How Does Fission Energy Maximize with Equal Division of Charge and Mass?

[stunner5000pt]

Homework Statement

For a nucleus described by the semi-empricial mass formula show that neglecting the pairing and the sassymmetry terms the energy released in fission into two ffragments is a macximum for equal divison of charge and mass. For what value of Z^2/A does this division become favourable energetically? How might the inclusion of the asymmetry term change these results?? (discuss qualitatively)?

Homework Equations

The semi empirical mass formula is
E_{B} = a_{V} A - a_{S} A^{2/3} - a_{C} \frac{Z(Z-1)}{A^{1/3}} - a_{A} \frac{(A - 2Z)^{2}}{A} + \delta(A,Z)
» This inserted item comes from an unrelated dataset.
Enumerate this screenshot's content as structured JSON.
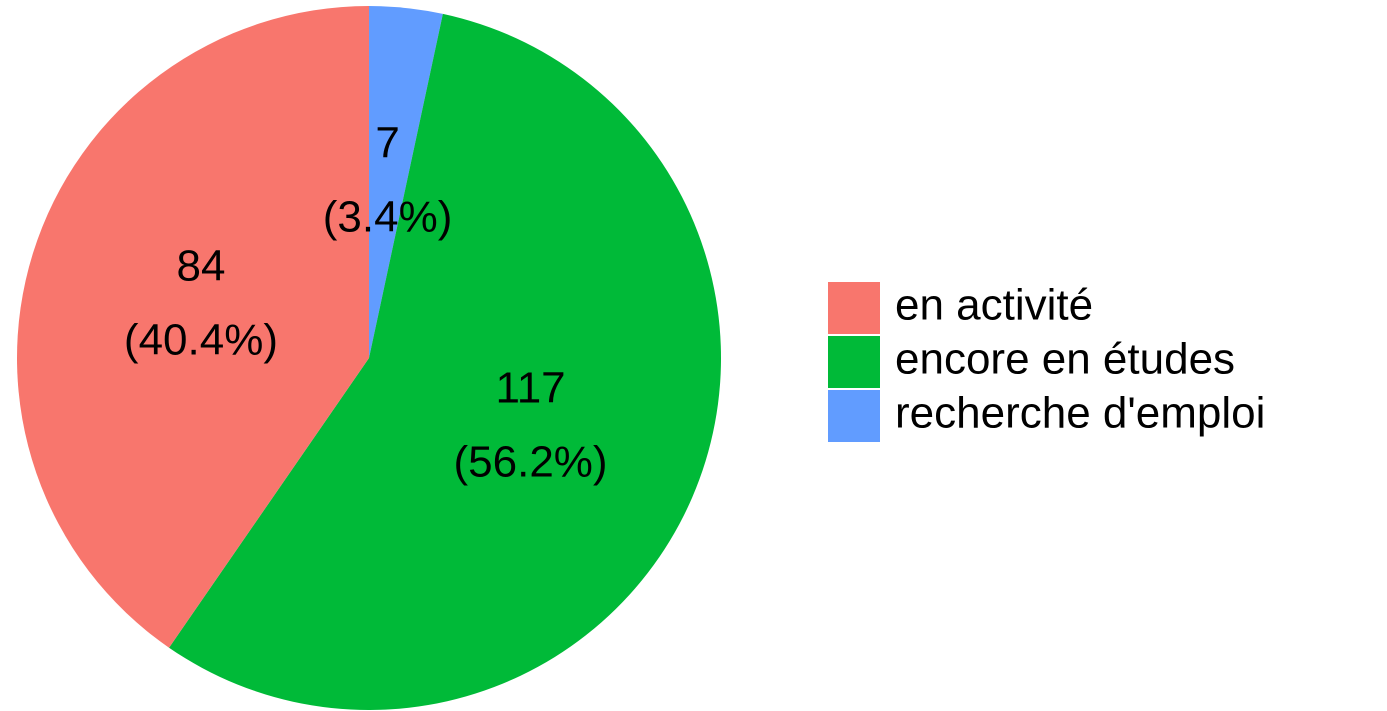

since we are ignoring the pairing and symmtery terms, we ned not care about the last two terms

The Attempt at a Solution

For a fission reaction like

^A_{Z} X \rightarrow ^{A-\alpha}_{Z-\zeta} Y_{1} + ^{\alpha}_{\zeta}Y_{2}

the eenrgy released in this reaction Q is given by the differenc ein teh binding energies of the reactant and the product

Q = B_{0} -B_{1}-B_{2}
B_{0} = a_{V} A - a_{S} A^{2/3} - a_{C} \frac{Z(Z-1)}{A^{1/3}}

B_{1} = a_{V} (A-\alpha} - a_{S} (A-\alpha)^{2/3} - a_{C} \frac{(Z-\zeta)(Z-\zeta-1)}{(A-\alpha)^{1/3}}

B_{2} = a_{V} \alpha - a_{S} \alpha^{2/3} - a_{C} \frac{\zeta(\zeta-1)}{\alpha^{1/3}}

Then our Q valu becomes

Q = B_{0} -B_{1}-B_{2} = -a_{S} \left[ A^{2/3} - (A-\alpha)^{2/3} -\alpha^{2/3}\right] - a_{C} \left[ \frac{Z(Z-1)}{A^{1/3}} - \frac{(Z-\zeta)(Z-\zeta-1)}{(A-\alpha)^{1/3}} - \frac{\zeta(\zeta -1)}{\alpha^{1/3}} \right]

Now i need to show somehow that if A-\alpha = \alpha and Z-\zeta=\zeta, then this value of Q is maximized. So thjis is what I am wondering about... should i differentiate Q wrt zeta or alpha?? Neither of them are constant and in fact one depends on the other...


TO show the rato of Z^2/A to make the divsion energetically favourable

welll if this was to be enrgetically favourable hten the Q value would have to be >0. And for an equidivision of both charge, Z and mass, A, and Q = 0

-a_{S}A^{2/3} + a_{C} \frac{Z(Z-1)}{A^{1/3}} =0
\frac{a_{S}}{a_{C}} = \frac{Z(Z-1)}{A}

for an approxiamtion lie.. are we supposed ot assume that Z>>1?? After all the SEMF only works well for large value of A and Z...

Inclusion of the asymmetry term

Now the ratio of Z^2/A would be obviously skewed by the fact taht the Neutron number is playing a role. For N=Z the asymmtery term would not play a role. However N > Z the value of Q becomes more favourable?? Ill add the reasoning for this guess later on

thanks for any help!

 

[stunner5000pt]

bump

 

[malawi_glenn]

bump

Does this mean that you solved the problem?

 

[stunner5000pt]

Does this mean that you solved the problem?

unfortunately ... no

 

[malawi_glenn]

Well a hint: A = N + Z, that makes the differentiation of Q easier, if you now want to proove that max Q is obtained when fission is done into equal masses and charges.

 

[stunner5000pt]

Well a hint: A = N + Z, that makes the differentiation of Q easier, if you now want to proove that max Q is obtained when fission is done into equal masses and charges.

iwas wondering if there is a 'cleaner' way of doing this problem??

 

[malawi_glenn]

"So thjis is what I am wondering about... should i differentiate Q wrt zeta or alpha?? Neither of them are constant and in fact one depends on the other...
"

Well i would do the same thing you came up with, then express A in terms of N and Z, then differentiate.